むしろ、何というか、優しいような、そんな雰囲気の人間だったのだ。
「どうです?良さそうな子はいましたか?」
「ええ、みんなとても合っていると思います。」
(合っている?…………もしかして……それって実験に使うのにってこと?……だとしたら、まずいわ)
「そうですか!では、早速買っていくとしましょうか」
だが、悪意は感じられない。
これは本当のサイコパスなのか、研究者とは少し違う人間なのか。
「では、ヘンサさん、手続きをお願いします」
「──かしこまりました。どの奴隷をご購入なさいますか?」
「繁縷君、後は頼みますね」
「了解です!」
「──では、こちらの個室へお願いいたします。『先生方』のことですから、個室の方がよろしいですよね?」
「ええ、お願いします」
***
(一体、誰を買おうとしているの………?合っている、とか言っていたけれど………私……なら……逃げないと……)
「案内致しま…………?」
繁縷を個室へ案内しようとしたヘンサが足を止めた。
「──た、大変だ!!エルフの奴隷が逃げたぞ!!捕まえろ!!」
従業員と思われる男が、大声で叫んだのだ。
「何事だ!!」
ヘンサが大声を上げた。
「ヘンサ商会長……!……実はアベレージ伯爵が購入した奴隷が、奴隷紋を刻んでいる最中に逃げ出しました」
「何だと?早く捕まえんか!!」
「……それが、どうやらそのエルフは中級魔法が使えるようでして……追いかけた1人が返り討ちにあったのです……」
「な……、中級魔法だと!?中級魔法は普通、魔術士3人で使うもののはずだ!!まさか……エルフだから魔力が多いとでも言うのか?まぁ、良い、とにかく大勢で捕まえようとすれば何とかなるはずだ!!早く捕まえろ!!」
「は、はい!!」
***
(……ミラ……どうか逃げ切って……)
ミラが逃げたことを耳にしたマイは、ミラが無事逃げ切れることを願う。
実は、奴隷紋を刻む際に奴隷が逃げてしまうことはよくあることなのだが、大抵は奴隷商が雇っている見張り番が捕まえてしまうのだ。

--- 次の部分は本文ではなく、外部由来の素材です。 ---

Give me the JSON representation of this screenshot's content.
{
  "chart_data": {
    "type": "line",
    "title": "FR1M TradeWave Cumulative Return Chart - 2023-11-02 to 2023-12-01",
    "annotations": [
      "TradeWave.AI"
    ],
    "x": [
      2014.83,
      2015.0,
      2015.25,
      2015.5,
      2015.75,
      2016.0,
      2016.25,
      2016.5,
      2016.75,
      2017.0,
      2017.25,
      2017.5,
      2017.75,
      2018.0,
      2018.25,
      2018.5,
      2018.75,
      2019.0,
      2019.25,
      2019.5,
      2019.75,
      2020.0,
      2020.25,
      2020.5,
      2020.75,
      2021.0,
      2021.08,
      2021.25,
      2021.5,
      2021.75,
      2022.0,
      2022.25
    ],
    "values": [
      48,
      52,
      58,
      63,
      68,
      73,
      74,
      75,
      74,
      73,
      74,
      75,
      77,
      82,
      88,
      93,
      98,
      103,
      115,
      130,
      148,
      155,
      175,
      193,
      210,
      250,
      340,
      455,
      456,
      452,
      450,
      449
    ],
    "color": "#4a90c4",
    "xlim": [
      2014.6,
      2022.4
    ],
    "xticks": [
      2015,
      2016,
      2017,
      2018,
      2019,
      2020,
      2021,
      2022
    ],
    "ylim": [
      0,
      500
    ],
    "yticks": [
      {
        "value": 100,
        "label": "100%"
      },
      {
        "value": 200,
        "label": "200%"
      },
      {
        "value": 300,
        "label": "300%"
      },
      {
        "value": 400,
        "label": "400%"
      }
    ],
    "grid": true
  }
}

だが今回の場合、ミラは『中級魔法』を使えるため、魔法でうまく追ってを遮り奴隷商の外へと逃げることに成功したのだった。
「くそぅ、何をやっている、とっとと捕まえんか!!」
そのような状況に、アベレージ伯爵は激怒しているようだ。
(……まぁ、ざまぁみろってところね)
マイは内心そんなことを思うが、一方で大きな不安を抱えていた。
(……でも、外に逃げたとしても『エルフ』のミラは……)
王国兵に殺されるか、また奴隷商に突き出されるか、もしくは一般冒険者に何かされるか。どのみち明るい未来は待っていないだろう。

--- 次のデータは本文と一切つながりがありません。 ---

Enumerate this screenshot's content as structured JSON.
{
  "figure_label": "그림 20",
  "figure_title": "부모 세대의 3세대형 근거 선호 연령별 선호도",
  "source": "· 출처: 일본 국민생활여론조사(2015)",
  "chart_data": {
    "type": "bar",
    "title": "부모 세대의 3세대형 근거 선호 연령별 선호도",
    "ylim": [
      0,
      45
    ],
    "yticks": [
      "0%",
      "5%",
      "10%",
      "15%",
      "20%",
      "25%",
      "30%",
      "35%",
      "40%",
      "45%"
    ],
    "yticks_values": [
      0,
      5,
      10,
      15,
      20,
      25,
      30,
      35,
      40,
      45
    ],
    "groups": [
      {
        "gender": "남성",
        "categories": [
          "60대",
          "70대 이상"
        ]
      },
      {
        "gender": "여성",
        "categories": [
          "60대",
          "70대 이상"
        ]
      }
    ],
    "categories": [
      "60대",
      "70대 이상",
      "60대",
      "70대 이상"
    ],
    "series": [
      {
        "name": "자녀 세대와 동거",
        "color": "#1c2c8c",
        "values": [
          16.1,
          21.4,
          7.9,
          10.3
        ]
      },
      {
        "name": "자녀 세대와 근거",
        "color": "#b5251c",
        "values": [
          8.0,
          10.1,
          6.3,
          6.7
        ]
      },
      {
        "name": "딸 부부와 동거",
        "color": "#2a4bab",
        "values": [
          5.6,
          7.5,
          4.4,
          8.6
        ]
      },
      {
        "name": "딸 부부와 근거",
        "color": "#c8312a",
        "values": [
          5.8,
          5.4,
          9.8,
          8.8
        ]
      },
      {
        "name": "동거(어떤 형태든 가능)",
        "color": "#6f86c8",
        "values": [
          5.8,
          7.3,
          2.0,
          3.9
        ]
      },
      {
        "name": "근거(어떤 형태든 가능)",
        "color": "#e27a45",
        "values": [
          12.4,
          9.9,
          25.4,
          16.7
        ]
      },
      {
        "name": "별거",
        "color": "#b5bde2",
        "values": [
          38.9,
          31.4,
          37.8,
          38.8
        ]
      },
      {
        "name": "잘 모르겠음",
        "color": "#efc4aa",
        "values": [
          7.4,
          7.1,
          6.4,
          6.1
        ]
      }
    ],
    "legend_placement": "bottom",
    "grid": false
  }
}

いくらミラが中級魔法を使えても、王国兵や冒険者に囲まれてしまったら太刀打ちできないだろう。
「ミラ……」
***
「あれ……何か大変なことになったみたいですね……。どうしましょう、院長?」
予想外(?)の事態に、ハコベラという男はイシヤマ先生という男に判断を委ねる。
「そうですね、どうしましょうか。私たちなら簡単に解決することはできますが、それが個人のためになるかは別問題ですからね。……とりあえず、『あれ』を優先しましょう」
イシヤマという男は、おかしなことを口にする。
(……どういうことかしら?簡単に解決できる?彼らは研究者ではなかったの?戦うようには見えないのだけど。……でも、何故かしら。見た目で判断してはいけないような気がする。それに、『あれ』って……?)

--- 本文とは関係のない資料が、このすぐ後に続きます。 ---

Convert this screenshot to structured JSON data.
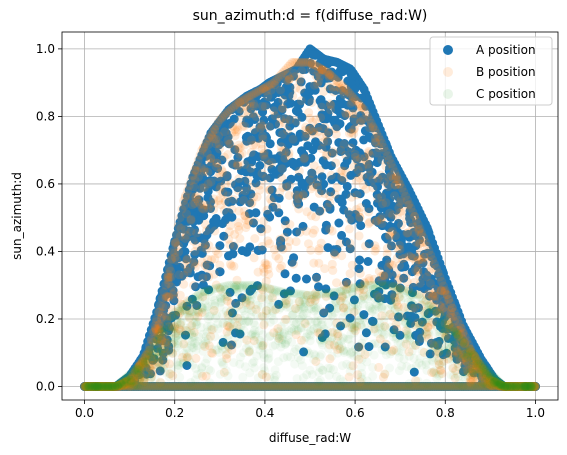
{
  "chart_data": {
    "type": "scatter",
    "title": "sun_azimuth:d = f(diffuse_rad:W)",
    "xlabel": "diffuse_rad:W",
    "ylabel": "sun_azimuth:d",
    "xlim": [
      -0.05,
      1.05
    ],
    "ylim": [
      -0.04,
      1.05
    ],
    "xticks": [
      "0.0",
      "0.2",
      "0.4",
      "0.6",
      "0.8",
      "1.0"
    ],
    "xtick_values": [
      0.0,
      0.2,
      0.4,
      0.6,
      0.8,
      1.0
    ],
    "yticks": [
      "0.0",
      "0.2",
      "0.4",
      "0.6",
      "0.8",
      "1.0"
    ],
    "ytick_values": [
      0.0,
      0.2,
      0.4,
      0.6,
      0.8,
      1.0
    ],
    "grid": true,
    "legend_position": "top-right",
    "series": [
      {
        "name": "A position",
        "color": "#1f77b4",
        "opacity": 1.0,
        "envelope": [
          [
            0.0,
            0.0
          ],
          [
            0.07,
            0.0
          ],
          [
            0.1,
            0.03
          ],
          [
            0.13,
            0.09
          ],
          [
            0.16,
            0.22
          ],
          [
            0.2,
            0.43
          ],
          [
            0.24,
            0.62
          ],
          [
            0.28,
            0.75
          ],
          [
            0.32,
            0.82
          ],
          [
            0.36,
            0.86
          ],
          [
            0.39,
            0.88
          ],
          [
            0.41,
            0.9
          ],
          [
            0.44,
            0.92
          ],
          [
            0.47,
            0.94
          ],
          [
            0.5,
            1.0
          ],
          [
            0.53,
            0.97
          ],
          [
            0.56,
            0.96
          ],
          [
            0.59,
            0.94
          ],
          [
            0.62,
            0.88
          ],
          [
            0.65,
            0.78
          ],
          [
            0.68,
            0.68
          ],
          [
            0.72,
            0.58
          ],
          [
            0.76,
            0.47
          ],
          [
            0.8,
            0.32
          ],
          [
            0.84,
            0.18
          ],
          [
            0.88,
            0.08
          ],
          [
            0.91,
            0.02
          ],
          [
            0.93,
            0.0
          ],
          [
            1.0,
            0.0
          ]
        ]
      },
      {
        "name": "B position",
        "color": "#ff7f0e",
        "opacity": 0.15,
        "envelope": [
          [
            0.0,
            0.0
          ],
          [
            0.07,
            0.0
          ],
          [
            0.1,
            0.02
          ],
          [
            0.14,
            0.1
          ],
          [
            0.18,
            0.3
          ],
          [
            0.22,
            0.55
          ],
          [
            0.26,
            0.7
          ],
          [
            0.3,
            0.79
          ],
          [
            0.34,
            0.84
          ],
          [
            0.38,
            0.87
          ],
          [
            0.42,
            0.9
          ],
          [
            0.46,
            0.96
          ],
          [
            0.5,
            0.96
          ],
          [
            0.54,
            0.93
          ],
          [
            0.58,
            0.88
          ],
          [
            0.62,
            0.82
          ],
          [
            0.66,
            0.72
          ],
          [
            0.7,
            0.6
          ],
          [
            0.74,
            0.48
          ],
          [
            0.78,
            0.35
          ],
          [
            0.82,
            0.22
          ],
          [
            0.86,
            0.1
          ],
          [
            0.9,
            0.02
          ],
          [
            0.93,
            0.0
          ],
          [
            1.0,
            0.0
          ]
        ]
      },
      {
        "name": "C position",
        "color": "#2ca02c",
        "opacity": 0.05,
        "envelope": [
          [
            0.0,
            0.0
          ],
          [
            0.07,
            0.0
          ],
          [
            0.12,
            0.06
          ],
          [
            0.16,
            0.14
          ],
          [
            0.2,
            0.22
          ],
          [
            0.26,
            0.28
          ],
          [
            0.32,
            0.3
          ],
          [
            0.38,
            0.3
          ],
          [
            0.44,
            0.28
          ],
          [
            0.5,
            0.27
          ],
          [
            0.56,
            0.28
          ],
          [
            0.62,
            0.3
          ],
          [
            0.68,
            0.3
          ],
          [
            0.74,
            0.27
          ],
          [
            0.8,
            0.2
          ],
          [
            0.86,
            0.1
          ],
          [
            0.9,
            0.04
          ],
          [
            0.93,
            0.0
          ],
          [
            1.0,
            0.0
          ]
        ]
      }
    ]
  }
}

私には、イシヤマと言う男が言った言葉の意味はよく分からなかったが、おそらく、イシヤマという男にはミラを捕まえる何かしらの手段があるのだろう。
──そう、普通ならそう思う。
だが、そういう意味ではないような気がしたのだ。
心の底で、何故か分からないが彼に期待している自分がいた。
それはきっと、彼が『聖人』に見えたからなのかもしれない。その優しい雰囲気は、聖なる職の人間以上なのだ。
私には、彼の言葉は何故か『優しく』聞こえた。